Statement from the Organising Committee of the Third International Summit on Human Genome Editing

The Third International Summit on Human Genome Editing, convened by the UK Royal Society, UK Academy of Medical Sciences, US National Academies of Sciences and Medicine, and The World Academy of Sciences, was held to discuss progress, promise, and challenges in research, regulation, and equitable development of human genome editing technologies and therapies.

After listening to three days of thoughtful and inclusive discussion, the members of the Organising Committee offer the following conclusions:

Remarkable progress has been made in somatic human genome editing, demonstrating it can cure once incurable diseases. To realise its full therapeutic potential, research is needed to expand the range of diseases it can treat, and to better understand risks and unintended effects. The extremely high costs of current somatic gene therapies are unsustainable. A global commitment to affordable, equitable access to these treatments is urgently needed.

Heritable human genome editing remains unacceptable at this time. Public discussions and policy debates continue and are important for resolving whether this technology should be used.
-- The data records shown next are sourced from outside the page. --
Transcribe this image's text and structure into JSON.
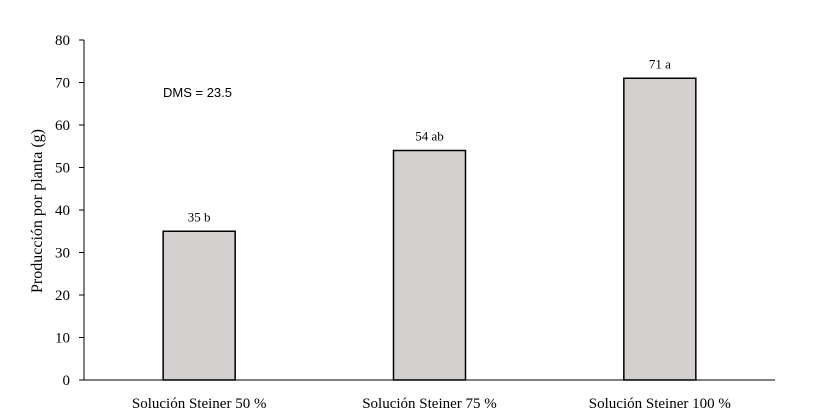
{
  "chart_data": {
    "type": "bar",
    "categories": [
      "Solución Steiner 50 %",
      "Solución Steiner 75 %",
      "Solución Steiner 100 %"
    ],
    "values": [
      35,
      54,
      71
    ],
    "data_labels": [
      "35 b",
      "54 ab",
      "71 a"
    ],
    "title": "",
    "xlabel": "",
    "ylabel": "Producción por planta (g)",
    "ylim": [
      0,
      80
    ],
    "yticks": [
      0,
      10,
      20,
      30,
      40,
      50,
      60,
      70,
      80
    ],
    "grid": false,
    "legend": "none",
    "annotation": "DMS = 23.5",
    "bar_color": "#d4d0d0",
    "bar_edge_color": "#000000"
  }
}
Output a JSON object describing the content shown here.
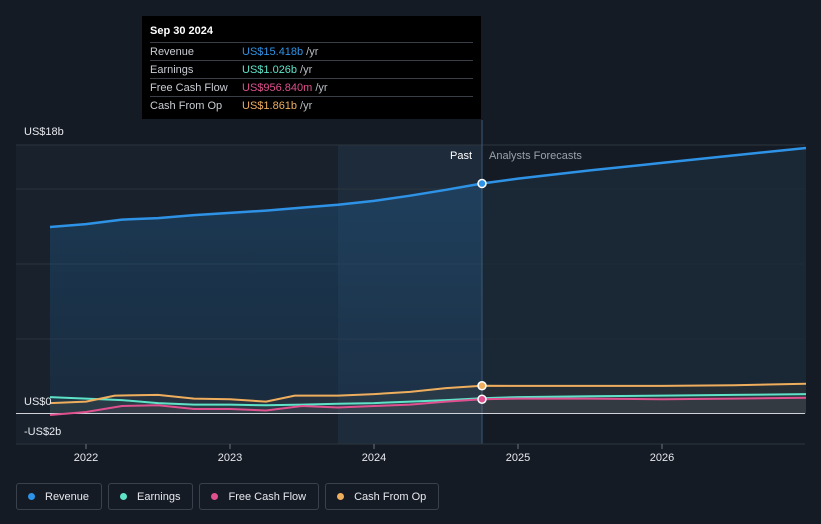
{
  "tooltip": {
    "date": "Sep 30 2024",
    "rows": [
      {
        "label": "Revenue",
        "value": "US$15.418b",
        "unit": "/yr",
        "color": "#2e93e6"
      },
      {
        "label": "Earnings",
        "value": "US$1.026b",
        "unit": "/yr",
        "color": "#5ee3c9"
      },
      {
        "label": "Free Cash Flow",
        "value": "US$956.840m",
        "unit": "/yr",
        "color": "#e0508f"
      },
      {
        "label": "Cash From Op",
        "value": "US$1.861b",
        "unit": "/yr",
        "color": "#efae5d"
      }
    ]
  },
  "labels": {
    "past": "Past",
    "forecast": "Analysts Forecasts"
  },
  "chart_data": {
    "type": "line",
    "ylim": [
      -2,
      18
    ],
    "y_tick_labels": [
      {
        "value": 18,
        "label": "US$18b"
      },
      {
        "value": 0,
        "label": "US$0"
      },
      {
        "value": -2,
        "label": "-US$2b"
      }
    ],
    "x_tick_labels": [
      {
        "value": 2022,
        "label": "2022"
      },
      {
        "value": 2023,
        "label": "2023"
      },
      {
        "value": 2024,
        "label": "2024"
      },
      {
        "value": 2025,
        "label": "2025"
      },
      {
        "value": 2026,
        "label": "2026"
      }
    ],
    "xlim": [
      2021.55,
      2027.0
    ],
    "past_end": 2024.75,
    "highlight_start": 2023.75,
    "series": [
      {
        "name": "Revenue",
        "color": "#2e93e6",
        "points": [
          [
            2021.75,
            12.5
          ],
          [
            2022.0,
            12.7
          ],
          [
            2022.25,
            13.0
          ],
          [
            2022.5,
            13.1
          ],
          [
            2022.75,
            13.3
          ],
          [
            2023.0,
            13.45
          ],
          [
            2023.25,
            13.6
          ],
          [
            2023.5,
            13.8
          ],
          [
            2023.75,
            14.0
          ],
          [
            2024.0,
            14.25
          ],
          [
            2024.25,
            14.6
          ],
          [
            2024.5,
            15.0
          ],
          [
            2024.75,
            15.418
          ],
          [
            2025.0,
            15.75
          ],
          [
            2025.5,
            16.3
          ],
          [
            2026.0,
            16.8
          ],
          [
            2026.5,
            17.3
          ],
          [
            2027.0,
            17.8
          ]
        ]
      },
      {
        "name": "Earnings",
        "color": "#5ee3c9",
        "points": [
          [
            2021.75,
            1.1
          ],
          [
            2022.0,
            1.0
          ],
          [
            2022.25,
            0.9
          ],
          [
            2022.5,
            0.7
          ],
          [
            2022.75,
            0.6
          ],
          [
            2023.0,
            0.6
          ],
          [
            2023.25,
            0.55
          ],
          [
            2023.5,
            0.6
          ],
          [
            2023.75,
            0.65
          ],
          [
            2024.0,
            0.7
          ],
          [
            2024.25,
            0.8
          ],
          [
            2024.5,
            0.9
          ],
          [
            2024.75,
            1.026
          ],
          [
            2025.0,
            1.1
          ],
          [
            2025.5,
            1.15
          ],
          [
            2026.0,
            1.2
          ],
          [
            2026.5,
            1.25
          ],
          [
            2027.0,
            1.3
          ]
        ]
      },
      {
        "name": "Free Cash Flow",
        "color": "#e0508f",
        "points": [
          [
            2021.75,
            -0.1
          ],
          [
            2022.0,
            0.1
          ],
          [
            2022.25,
            0.5
          ],
          [
            2022.5,
            0.55
          ],
          [
            2022.75,
            0.3
          ],
          [
            2023.0,
            0.3
          ],
          [
            2023.25,
            0.2
          ],
          [
            2023.5,
            0.5
          ],
          [
            2023.75,
            0.4
          ],
          [
            2024.0,
            0.5
          ],
          [
            2024.25,
            0.6
          ],
          [
            2024.5,
            0.8
          ],
          [
            2024.75,
            0.957
          ],
          [
            2025.0,
            1.0
          ],
          [
            2025.5,
            1.0
          ],
          [
            2026.0,
            0.95
          ],
          [
            2026.5,
            1.0
          ],
          [
            2027.0,
            1.05
          ]
        ]
      },
      {
        "name": "Cash From Op",
        "color": "#efae5d",
        "points": [
          [
            2021.75,
            0.7
          ],
          [
            2022.0,
            0.8
          ],
          [
            2022.2,
            1.2
          ],
          [
            2022.5,
            1.25
          ],
          [
            2022.75,
            1.0
          ],
          [
            2023.0,
            0.95
          ],
          [
            2023.25,
            0.8
          ],
          [
            2023.45,
            1.2
          ],
          [
            2023.75,
            1.2
          ],
          [
            2024.0,
            1.3
          ],
          [
            2024.25,
            1.45
          ],
          [
            2024.5,
            1.7
          ],
          [
            2024.75,
            1.861
          ],
          [
            2025.0,
            1.85
          ],
          [
            2025.5,
            1.85
          ],
          [
            2026.0,
            1.85
          ],
          [
            2026.5,
            1.9
          ],
          [
            2027.0,
            2.0
          ]
        ]
      }
    ]
  },
  "legend": [
    {
      "label": "Revenue",
      "color": "#2e93e6"
    },
    {
      "label": "Earnings",
      "color": "#5ee3c9"
    },
    {
      "label": "Free Cash Flow",
      "color": "#e0508f"
    },
    {
      "label": "Cash From Op",
      "color": "#efae5d"
    }
  ]
}
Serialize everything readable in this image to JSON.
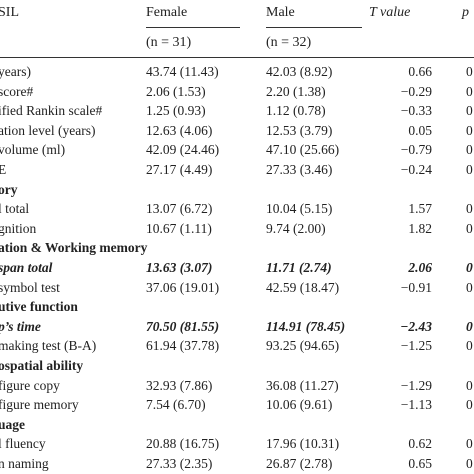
{
  "header": {
    "col_label": "SIL",
    "female": "Female",
    "male": "Male",
    "t_value": "T value",
    "p": "p",
    "female_n": "(n = 31)",
    "male_n": "(n = 32)"
  },
  "rows": [
    {
      "label": "years)",
      "female": "43.74 (11.43)",
      "male": "42.03 (8.92)",
      "t": "0.66",
      "p": "0",
      "style": ""
    },
    {
      "label": "score#",
      "female": "2.06 (1.53)",
      "male": "2.20 (1.38)",
      "t": "−0.29",
      "p": "0",
      "style": ""
    },
    {
      "label": "ified Rankin scale#",
      "female": "1.25 (0.93)",
      "male": "1.12 (0.78)",
      "t": "−0.33",
      "p": "0",
      "style": ""
    },
    {
      "label": "ation level (years)",
      "female": "12.63 (4.06)",
      "male": "12.53 (3.79)",
      "t": "0.05",
      "p": "0",
      "style": ""
    },
    {
      "label": "volume (ml)",
      "female": "42.09 (24.46)",
      "male": "47.10 (25.66)",
      "t": "−0.79",
      "p": "0",
      "style": ""
    },
    {
      "label": "E",
      "female": "27.17 (4.49)",
      "male": "27.33 (3.46)",
      "t": "−0.24",
      "p": "0",
      "style": ""
    },
    {
      "label": "ory",
      "female": "",
      "male": "",
      "t": "",
      "p": "",
      "style": "sec"
    },
    {
      "label": "l total",
      "female": "13.07 (6.72)",
      "male": "10.04 (5.15)",
      "t": "1.57",
      "p": "0",
      "style": ""
    },
    {
      "label": "gnition",
      "female": "10.67 (1.11)",
      "male": "9.74 (2.00)",
      "t": "1.82",
      "p": "0",
      "style": ""
    },
    {
      "label": "ation & Working memory",
      "female": "",
      "male": "",
      "t": "",
      "p": "",
      "style": "sec"
    },
    {
      "label": "span total",
      "female": "13.63 (3.07)",
      "male": "11.71 (2.74)",
      "t": "2.06",
      "p": "0",
      "style": "bi"
    },
    {
      "label": "symbol test",
      "female": "37.06 (19.01)",
      "male": "42.59 (18.47)",
      "t": "−0.91",
      "p": "0",
      "style": ""
    },
    {
      "label": "utive function",
      "female": "",
      "male": "",
      "t": "",
      "p": "",
      "style": "sec"
    },
    {
      "label": "p’s time",
      "female": "70.50 (81.55)",
      "male": "114.91 (78.45)",
      "t": "−2.43",
      "p": "0",
      "style": "bi"
    },
    {
      "label": "making test (B-A)",
      "female": "61.94 (37.78)",
      "male": "93.25 (94.65)",
      "t": "−1.25",
      "p": "0",
      "style": ""
    },
    {
      "label": "ospatial ability",
      "female": "",
      "male": "",
      "t": "",
      "p": "",
      "style": "sec"
    },
    {
      "label": "figure copy",
      "female": "32.93 (7.86)",
      "male": "36.08 (11.27)",
      "t": "−1.29",
      "p": "0",
      "style": ""
    },
    {
      "label": "figure memory",
      "female": "7.54 (6.70)",
      "male": "10.06 (9.61)",
      "t": "−1.13",
      "p": "0",
      "style": ""
    },
    {
      "label": "uage",
      "female": "",
      "male": "",
      "t": "",
      "p": "",
      "style": "sec"
    },
    {
      "label": "l fluency",
      "female": "20.88 (16.75)",
      "male": "17.96 (10.31)",
      "t": "0.62",
      "p": "0",
      "style": ""
    },
    {
      "label": "n naming",
      "female": "27.33 (2.35)",
      "male": "26.87 (2.78)",
      "t": "0.65",
      "p": "0",
      "style": ""
    }
  ]
}
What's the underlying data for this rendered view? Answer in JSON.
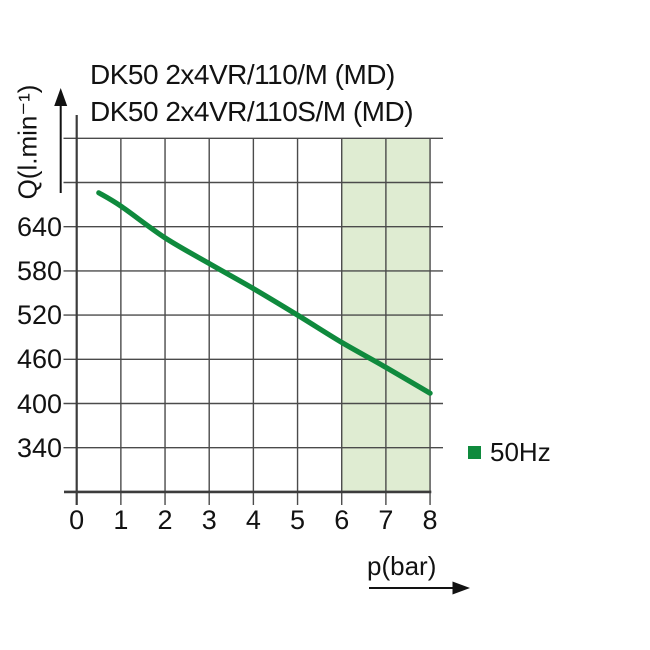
{
  "title": {
    "line1": "DK50 2x4VR/110/M (MD)",
    "line2": "DK50 2x4VR/110S/M (MD)"
  },
  "chart_data": {
    "type": "line",
    "title": "DK50 2x4VR/110/M (MD) / DK50 2x4VR/110S/M (MD)",
    "xlabel": "p(bar)",
    "ylabel": "Q(l.min⁻¹)",
    "xlim": [
      0,
      8
    ],
    "ylim": [
      280,
      760
    ],
    "x_tick_labels": [
      0,
      1,
      2,
      3,
      4,
      5,
      6,
      7,
      8
    ],
    "y_tick_labels": [
      640,
      580,
      520,
      460,
      400,
      340
    ],
    "x_gridline_step": 1,
    "y_gridline_step": 60,
    "grid": true,
    "shaded_region": {
      "x_from": 6,
      "x_to": 8,
      "color": "#dfecd2"
    },
    "series": [
      {
        "name": "50Hz",
        "color": "#0f8a3d",
        "points": [
          [
            0.5,
            686
          ],
          [
            1,
            668
          ],
          [
            2,
            625
          ],
          [
            3,
            590
          ],
          [
            4,
            556
          ],
          [
            5,
            520
          ],
          [
            6,
            483
          ],
          [
            7,
            449
          ],
          [
            8,
            414
          ]
        ]
      }
    ],
    "legend_position": "right-bottom"
  },
  "colors": {
    "grid": "#4b4b4b",
    "axis": "#3c3c3c",
    "text": "#121212",
    "curve": "#0f8a3d",
    "band": "#dfecd2"
  }
}
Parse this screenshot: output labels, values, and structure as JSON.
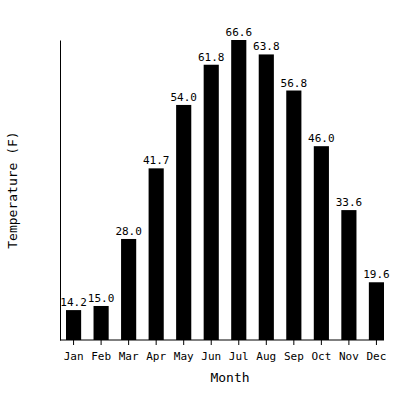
{
  "chart_data": {
    "type": "bar",
    "x_label": "Month",
    "y_label": "Temperature (F)",
    "categories": [
      "Jan",
      "Feb",
      "Mar",
      "Apr",
      "May",
      "Jun",
      "Jul",
      "Aug",
      "Sep",
      "Oct",
      "Nov",
      "Dec"
    ],
    "values": [
      14.2,
      15.0,
      28.0,
      41.7,
      54.0,
      61.8,
      66.6,
      63.8,
      56.8,
      46.0,
      33.6,
      19.6
    ],
    "value_labels": [
      "14.2",
      "15.0",
      "28.0",
      "41.7",
      "54.0",
      "61.8",
      "66.6",
      "63.8",
      "56.8",
      "46.0",
      "33.6",
      "19.6"
    ],
    "color": "#000000",
    "ylim": [
      8.4,
      66.6
    ],
    "data_labels": true,
    "tick_labels": "x",
    "grid": false
  }
}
Governance frameworks and ethical principles for the responsible use of heritable human genome editing are not in place. Necessary safety and efficacy standards have not been met.

Governance mechanisms for human genome editing need to protect ongoing, legitimate research, while preventing clinics or individuals from offering unproven interventions in the guise of therapies or ways to avoid disease.

Somatic human genome editing¹ 

Numerous clinical trials using somatic human genome editing are in progress or soon to be initiated, with preliminary but encouraging results that point to future therapies. The dramatic improvement following CRISPR-based research interventions for sickle cell disease offers hope for patients. Many techniques, including base, prime, and epigenetic editing, may also prove to be useful interventions for a broad range of both genetic and acquired diseases and disorders. However, as with other gene therapies, extended long-term follow-up is essential to fully understand the consequences of an edit and to identify any unanticipated effects, should they occur.

Improved techniques have enhanced the efficiency, precision, and accuracy of the editing process, yet effective delivery and editing remains difficult for many tissues of the body. Further research to diversify and increase the efficiency, specificity, and safety of editing-delivery systems is essential for improving potential treatment options and promoting equitable access.

Equitable access for somatic human genome editing

As interventions based on somatic genome editing become more widespread, a commitment to equitable, financially sustainable, and accessible treatments becomes more urgent. In many cases, costs and infrastructure needs of current gene therapy treatments are not manageable for either patients or healthcare systems. Correcting this will require appropriate planning from the earliest stages of the research and development for each potential application. Ensuring research includes more genetically diverse populations and expanding the range of those who conceive and conduct the research, play a vital role in achieving equitable outcomes.

With sickle cell disease (as well as other genetic diseases), a large percentage of patients live in underserved countries and communities or in settings without adequate infrastructure. Moving from ex-vivo to “one and done” in-vivo somatic human genome editing can partially address this problem. But knowledge transfer between nations, improved clinics and research facilities, and strong oversight are also needed to establish sustainable access to safe interventions for research participants and patients.

Health care systems and the global health community should prepare to provide patients with cost-effective, affordable, proven therapies. Therapies based on somatic genome editing that could help meet these needs should be a priority for research investment.

Human germline genome editing for research (not for reproduction)² 

Basic research using genome editing in human embryos has continued, with the aim of either understanding aspects of early human development or exploring how the methods might be used to correct gene variants leading to genetic disorders. There has also been significant progress in basic research on deriving functional gametes from stem cells. Basic research in this field should continue.

Heritable human genome editing

Preclinical evidence for the safety and efficacy of heritable human genome editing has not been established, nor has societal discussion and policy debate been concluded. (In some cases, preimplantation genetic testing is among the alternatives.) Heritable human genome editing should not be used unless, at a minimum, it meets reasonable standards for safety and efficacy, is legally sanctioned, and has been developed and tested under a system of rigorous oversight that is subject to responsible governance. At this time, these conditions have not been met.

Ongoing international collaboration and discussions

The Organising Committee calls for on-going dialogue and continued international collaboration on innovative approaches to governance and regulation of human genome editing technologies, the state of the science, and innovation in the treatment of genetic diseases.

Footnotes

[1] Somatic human genome editing refers to the editing of somatic cells, which are non-reproductive cells, and changes made in these cells affect only the person who receives the genome editing.

[2] In this statement, germline human genome editing refers to the editing of human embryos or gametes in a research setting, with no plans for those embryos or gametes to be used for human reproduction. Heritable human genome editing refers to the editing of human embryos or gametes to be used for human reproduction.